Em outubro, o ministro das Relações Exteriores da Ucrânia, Dmytro Kuleba, visitou vários países africanos em um esforço para intensificar os laços diplomáticos. Teve que suspender a viagem depois de a Rússia realizar uma série de ataques massivos com mísseis contra cidades ucranianas ao mesmo tempo.

Desde o início da invasão russa em fevereiro, a Ucrânia tem tentando reunir apoio em África – enquanto a influência da Rússia em todo o continente continua a ganhar impulso.
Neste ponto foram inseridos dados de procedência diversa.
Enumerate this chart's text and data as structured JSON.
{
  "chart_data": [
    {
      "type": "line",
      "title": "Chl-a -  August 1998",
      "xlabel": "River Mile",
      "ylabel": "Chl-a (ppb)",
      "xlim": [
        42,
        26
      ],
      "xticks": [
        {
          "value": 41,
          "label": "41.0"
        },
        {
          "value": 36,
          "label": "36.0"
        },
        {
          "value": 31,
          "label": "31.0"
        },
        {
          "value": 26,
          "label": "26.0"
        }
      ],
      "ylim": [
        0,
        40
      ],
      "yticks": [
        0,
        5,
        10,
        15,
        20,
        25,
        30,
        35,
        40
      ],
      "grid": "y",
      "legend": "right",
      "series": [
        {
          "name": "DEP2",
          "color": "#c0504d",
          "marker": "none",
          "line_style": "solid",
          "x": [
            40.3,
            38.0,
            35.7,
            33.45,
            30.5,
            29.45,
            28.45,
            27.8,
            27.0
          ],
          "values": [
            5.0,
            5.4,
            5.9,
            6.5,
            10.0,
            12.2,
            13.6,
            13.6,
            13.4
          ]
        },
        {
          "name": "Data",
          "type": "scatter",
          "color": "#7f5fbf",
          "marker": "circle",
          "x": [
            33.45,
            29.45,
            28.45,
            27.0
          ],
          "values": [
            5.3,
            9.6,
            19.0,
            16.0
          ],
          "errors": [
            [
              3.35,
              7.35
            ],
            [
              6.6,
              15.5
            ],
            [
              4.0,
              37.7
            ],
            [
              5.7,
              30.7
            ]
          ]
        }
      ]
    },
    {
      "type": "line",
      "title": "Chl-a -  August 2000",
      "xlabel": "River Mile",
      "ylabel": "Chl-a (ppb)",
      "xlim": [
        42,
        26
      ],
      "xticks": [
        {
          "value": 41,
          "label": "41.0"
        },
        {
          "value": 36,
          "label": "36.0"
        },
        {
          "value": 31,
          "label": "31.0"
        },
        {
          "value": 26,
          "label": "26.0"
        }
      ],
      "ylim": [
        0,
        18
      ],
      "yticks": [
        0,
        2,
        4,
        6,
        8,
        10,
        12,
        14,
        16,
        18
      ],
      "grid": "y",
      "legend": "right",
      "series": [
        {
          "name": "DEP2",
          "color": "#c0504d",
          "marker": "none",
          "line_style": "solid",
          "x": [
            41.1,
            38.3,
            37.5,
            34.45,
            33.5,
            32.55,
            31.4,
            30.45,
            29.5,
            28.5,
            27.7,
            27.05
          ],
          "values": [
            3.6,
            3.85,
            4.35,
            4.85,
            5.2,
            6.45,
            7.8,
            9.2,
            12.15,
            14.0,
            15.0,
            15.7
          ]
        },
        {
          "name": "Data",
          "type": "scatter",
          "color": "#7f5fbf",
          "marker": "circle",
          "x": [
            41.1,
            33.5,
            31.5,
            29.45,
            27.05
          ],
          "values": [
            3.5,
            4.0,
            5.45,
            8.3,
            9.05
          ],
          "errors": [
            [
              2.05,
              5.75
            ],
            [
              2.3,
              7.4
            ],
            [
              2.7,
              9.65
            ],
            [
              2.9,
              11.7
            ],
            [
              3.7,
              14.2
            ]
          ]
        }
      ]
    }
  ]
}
Abertura da primeira embaixada ucraniana no Gana

Embora Zelenskyy não tenha mencionado os nomes dos países onde essas embaixadas serão abertas, Maksym Subkh, Representante Especial da Ucrânia para o Médio Oriente e África, disse à agência de notícias ucraniana zn.ua que a ênfase inicial seria longe do reduto da Rússia na África.

“No momento, estamos a concentrar-nos na África subsaariana, com a qual ninguém na Ucrânia lidou e onde a Rússia atualmente tem uma posição forte“, revelou.

Subkh havia dito após a visita de Kuleba ao Gana que “foi tomada a decisão de iniciar a atividade da Embaixada da Ucrânia neste país. Ela será inaugurada nos próximos meses”.

Nenhum outro país foi especificado ainda, mas Subkh também afirmou que durante a segunda digressão africana de Kuleba no primeiro trimestre de 2023, visitas a países como Nigéria, Etiópia, Tanzânia e Quénia fariam parte do itinerário.

Subkh acrescentou que a Ucrânia também está a trabalhar na nomeação de embaixadores para todos os países africanos onde não há chefes de instituições diplomáticas estrangeiras.

Um período de tempo idealista?

Oleh Belokolos, ex-diplomata ucraniano e analista estrangeiro, revela à DW em Kiev que uma presença ucraniana mais forte na África já era esperada há muito tempo.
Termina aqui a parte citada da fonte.